Consumer sentiment in China plunged in October, as the outlook for business conditions plummeted and household finances weakened, a survey showed Wednesday.
The Westpac MNI China Consumer Sentiment Indicator fell to 109.7 in October from 118.2 in September, marking the lowest reading since the survey began in 2007.
Business outlook over the coming year was the hardest hit, with Business Conditions in One Year registering a 10.3 percent decline, while the Business Conditions in Five Years component fell 8.2 percent. Current and expected measures for household finances were also weaker, down 5.3 percent and 7.3 percent respectively.
The survey is taken from consumers across 30 Chinese cities ranging from tier 1 to tier 3. Respondents said that they were planning on reducing their shopping and entertainment activities in the near term.
"This result openly questions the resilience of the Chinese consumer to the discouraging state of the real economy," said Huw McKay, senior international economist at Westpac.
The survey follows China's gross domestic product release last week, which showed the world's second largest economy grew by 6.9 percent in the three months through September, the slowest pace since 2009.
Concerns over the health of the Chinese economy have spilled from Chile to Korea, sparking a sharp sell-off in the price of commodities that Chinese factories traditionally consume in hefty amounts, as well as the currencies of the countries that benefit from selling raw materials to China.
Beijing has taken a series of steps to get the economy out of its funk.
China's central bank cut interest rates for the sixth time since November on Friday. The People's Bank of China (PBOC) lowered the one-year benchmark bank lending rate by 25 basis points to 4.35 percent, effective from Oct. 24. The one-year benchmark deposit rate was also lowered by 25 basis points to 1.50 percent.

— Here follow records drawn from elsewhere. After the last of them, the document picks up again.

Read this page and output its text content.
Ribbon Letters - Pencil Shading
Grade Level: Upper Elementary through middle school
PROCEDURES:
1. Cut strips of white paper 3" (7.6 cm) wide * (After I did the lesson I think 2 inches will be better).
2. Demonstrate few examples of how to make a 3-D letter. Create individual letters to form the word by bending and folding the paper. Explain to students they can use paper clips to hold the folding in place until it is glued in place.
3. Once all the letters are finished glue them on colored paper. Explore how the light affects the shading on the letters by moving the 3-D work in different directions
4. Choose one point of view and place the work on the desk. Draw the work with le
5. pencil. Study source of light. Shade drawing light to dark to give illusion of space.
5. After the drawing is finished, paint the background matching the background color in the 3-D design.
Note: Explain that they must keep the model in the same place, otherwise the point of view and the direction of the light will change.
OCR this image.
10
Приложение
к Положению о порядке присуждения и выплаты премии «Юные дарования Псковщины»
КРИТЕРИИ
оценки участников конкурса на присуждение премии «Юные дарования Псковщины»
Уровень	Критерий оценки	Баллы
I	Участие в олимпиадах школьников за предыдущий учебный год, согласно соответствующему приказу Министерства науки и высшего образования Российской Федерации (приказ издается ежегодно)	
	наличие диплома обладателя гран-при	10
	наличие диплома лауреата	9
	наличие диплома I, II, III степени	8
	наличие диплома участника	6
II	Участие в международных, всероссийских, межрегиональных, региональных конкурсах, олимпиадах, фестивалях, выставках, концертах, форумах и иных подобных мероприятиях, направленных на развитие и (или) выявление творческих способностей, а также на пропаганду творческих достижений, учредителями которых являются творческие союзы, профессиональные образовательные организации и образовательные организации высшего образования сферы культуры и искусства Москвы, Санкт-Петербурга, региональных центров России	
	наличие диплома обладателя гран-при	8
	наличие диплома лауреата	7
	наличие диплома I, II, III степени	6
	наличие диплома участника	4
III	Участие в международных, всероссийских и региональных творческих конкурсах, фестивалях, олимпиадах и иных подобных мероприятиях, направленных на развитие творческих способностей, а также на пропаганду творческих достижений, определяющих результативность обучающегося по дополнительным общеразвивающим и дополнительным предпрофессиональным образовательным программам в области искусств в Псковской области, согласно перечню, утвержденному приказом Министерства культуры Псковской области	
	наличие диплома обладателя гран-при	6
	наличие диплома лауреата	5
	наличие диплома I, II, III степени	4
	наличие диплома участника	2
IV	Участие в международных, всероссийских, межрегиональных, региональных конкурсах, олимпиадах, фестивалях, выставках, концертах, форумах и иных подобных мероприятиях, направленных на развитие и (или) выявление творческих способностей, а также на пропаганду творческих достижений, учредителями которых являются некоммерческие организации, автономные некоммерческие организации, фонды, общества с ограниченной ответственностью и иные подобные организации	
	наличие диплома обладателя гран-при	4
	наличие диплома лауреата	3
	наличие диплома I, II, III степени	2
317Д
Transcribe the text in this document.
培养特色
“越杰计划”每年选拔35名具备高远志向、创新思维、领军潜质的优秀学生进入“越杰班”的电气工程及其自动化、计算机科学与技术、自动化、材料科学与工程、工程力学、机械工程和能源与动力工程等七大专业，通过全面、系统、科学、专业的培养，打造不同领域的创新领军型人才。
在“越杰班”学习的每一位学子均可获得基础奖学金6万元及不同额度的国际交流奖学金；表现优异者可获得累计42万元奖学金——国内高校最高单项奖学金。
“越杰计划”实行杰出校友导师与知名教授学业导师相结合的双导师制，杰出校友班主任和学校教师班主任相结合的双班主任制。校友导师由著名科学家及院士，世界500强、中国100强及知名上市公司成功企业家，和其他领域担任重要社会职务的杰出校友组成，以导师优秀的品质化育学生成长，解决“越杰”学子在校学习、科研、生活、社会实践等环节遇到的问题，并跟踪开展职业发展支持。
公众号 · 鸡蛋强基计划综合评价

The drop in confidence was most acute among in the 35-to-54-year-old group, with sentiment plunging 11.2 percent between September and October. In contrast, confidence among the youngest and oldest age cohorts (18-34 and 55-64) declined more moderately by 3.3 percent and 3.2 percent respectively, Wesptac said in a statement.
Historically, the younger cohort has been more optimistic than their middle-aged counterparts, although the gap had narrowed recently as people in the 35-54 age bracket became a little more confident about their futures prospects. Still, Westpac noted that the findings of the age cohorts were pretty volatile.